Stick-jump mode in surface droplet dissolution
Erik Dietrich, E. Stefan Kooij, Xuehua Zhang, Harold J. W. Zandvliet,, and Detlef Lohse

TL;DR
This paper introduces and analyzes a new stick-jump dissolution mode for small surface droplets, supported by experiments and theory, expanding understanding of droplet evaporation behaviors.
Contribution
It identifies and characterizes the novel stick-jump mode in droplet dissolution, providing experimental evidence and theoretical predictions for this previously unrecognized behavior.
Findings
Discovery of the stick-jump mode in small droplets
Experimental validation of the mode's occurrence
Theoretical prediction of dissolution times in this mode
Abstract
The analogy between evaporating surface droplets in air to dissolving long-chain alcohol droplets in water is worked out.
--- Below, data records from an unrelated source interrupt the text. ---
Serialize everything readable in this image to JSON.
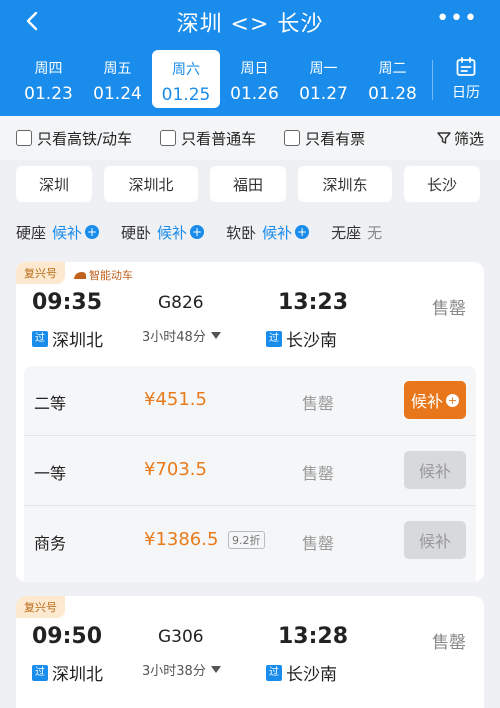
{
  "header": {
    "title": "深圳 <> 长沙",
    "more": "•••",
    "dates": [
      {
        "weekday": "周四",
        "date": "01.23"
      },
      {
        "weekday": "周五",
        "date": "01.24"
      },
      {
        "weekday": "周六",
        "date": "01.25"
      },
      {
        "weekday": "周日",
        "date": "01.26"
      },
      {
        "weekday": "周一",
        "date": "01.27"
      },
      {
        "weekday": "周二",
        "date": "01.28"
      }
    ],
    "calendar_label": "日历"
  },
  "filters": {
    "high_speed": "只看高铁/动车",
    "normal": "只看普通车",
    "available": "只看有票",
    "sort": "筛选"
  },
  "stations": [
    "深圳",
    "深圳北",
    "福田",
    "深圳东",
    "长沙"
  ],
  "seat_filters": [
    {
      "label": "硬座",
      "value": "候补",
      "plus": "+"
    },
    {
      "label": "硬卧",
      "value": "候补",
      "plus": "+"
    },
    {
      "label": "软卧",
      "value": "候补",
      "plus": "+"
    },
    {
      "label": "无座",
      "value": "无"
    }
  ],
  "trains": [
    {
      "tag1": "复兴号",
      "tag2": "智能动车",
      "dep_time": "09:35",
      "arr_time": "13:23",
      "train_no": "G826",
      "duration": "3小时48分",
      "dep_station": "深圳北",
      "arr_station": "长沙南",
      "guo": "过",
      "status": "售罄",
      "seats": [
        {
          "name": "二等",
          "price": "¥451.5",
          "status": "售罄",
          "btn": "候补",
          "btn_plus": "+"
        },
        {
          "name": "一等",
          "price": "¥703.5",
          "status": "售罄",
          "btn": "候补"
        },
        {
          "name": "商务",
          "price": "¥1386.5",
          "discount": "9.2折",
          "status": "售罄",
          "btn": "候补"
        }
      ]
    },
    {
      "tag1": "复兴号",
      "dep_time": "09:50",
      "arr_time": "13:28",
      "train_no": "G306",
      "duration": "3小时38分",
      "dep_station": "深圳北",
      "arr_station": "长沙南",
      "guo": "过",
      "status": "售罄"
    }
  ],
  "colors": {
    "brand": "#1a8ceb",
    "accent": "#e8761a",
    "price": "#e87b1c"
  }
}
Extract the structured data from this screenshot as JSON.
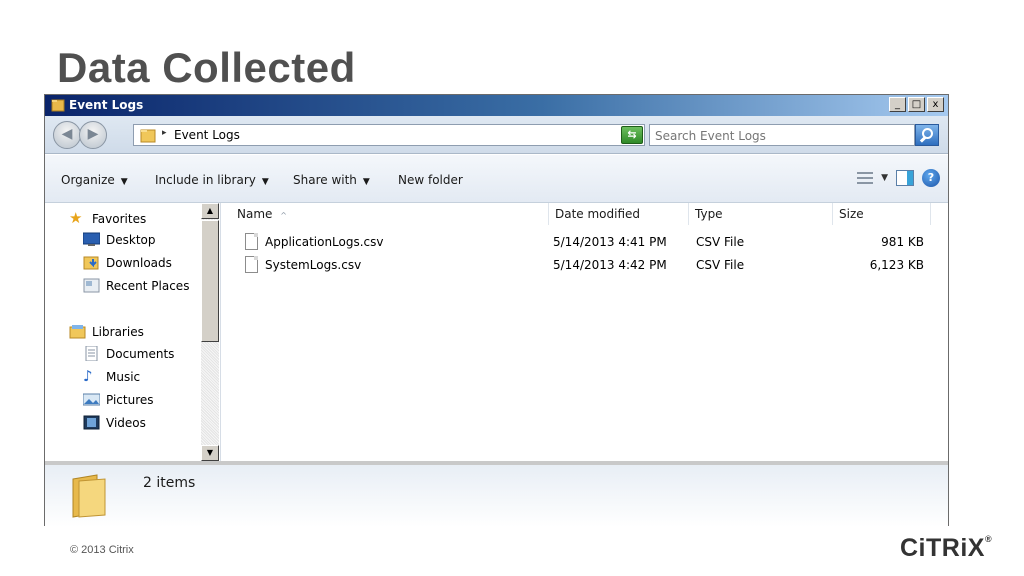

We show that next to the three known modi for surface droplet evaporation or dissolution (constant contact angle mode, constant contact radius mode, and stick-slide mode), a fourth mode exists for small droplets on supposedly smooth substrates, namely the stick-jump mode: intermittent contact line pinning causes the droplet to switch between sticking and jumping during the dissolution. We present experimental data and compare them to theory to predict the dissolution time in this stick-jump mode. We also explain why these jumps were easily observed for microscale droplets but not for larger droplets.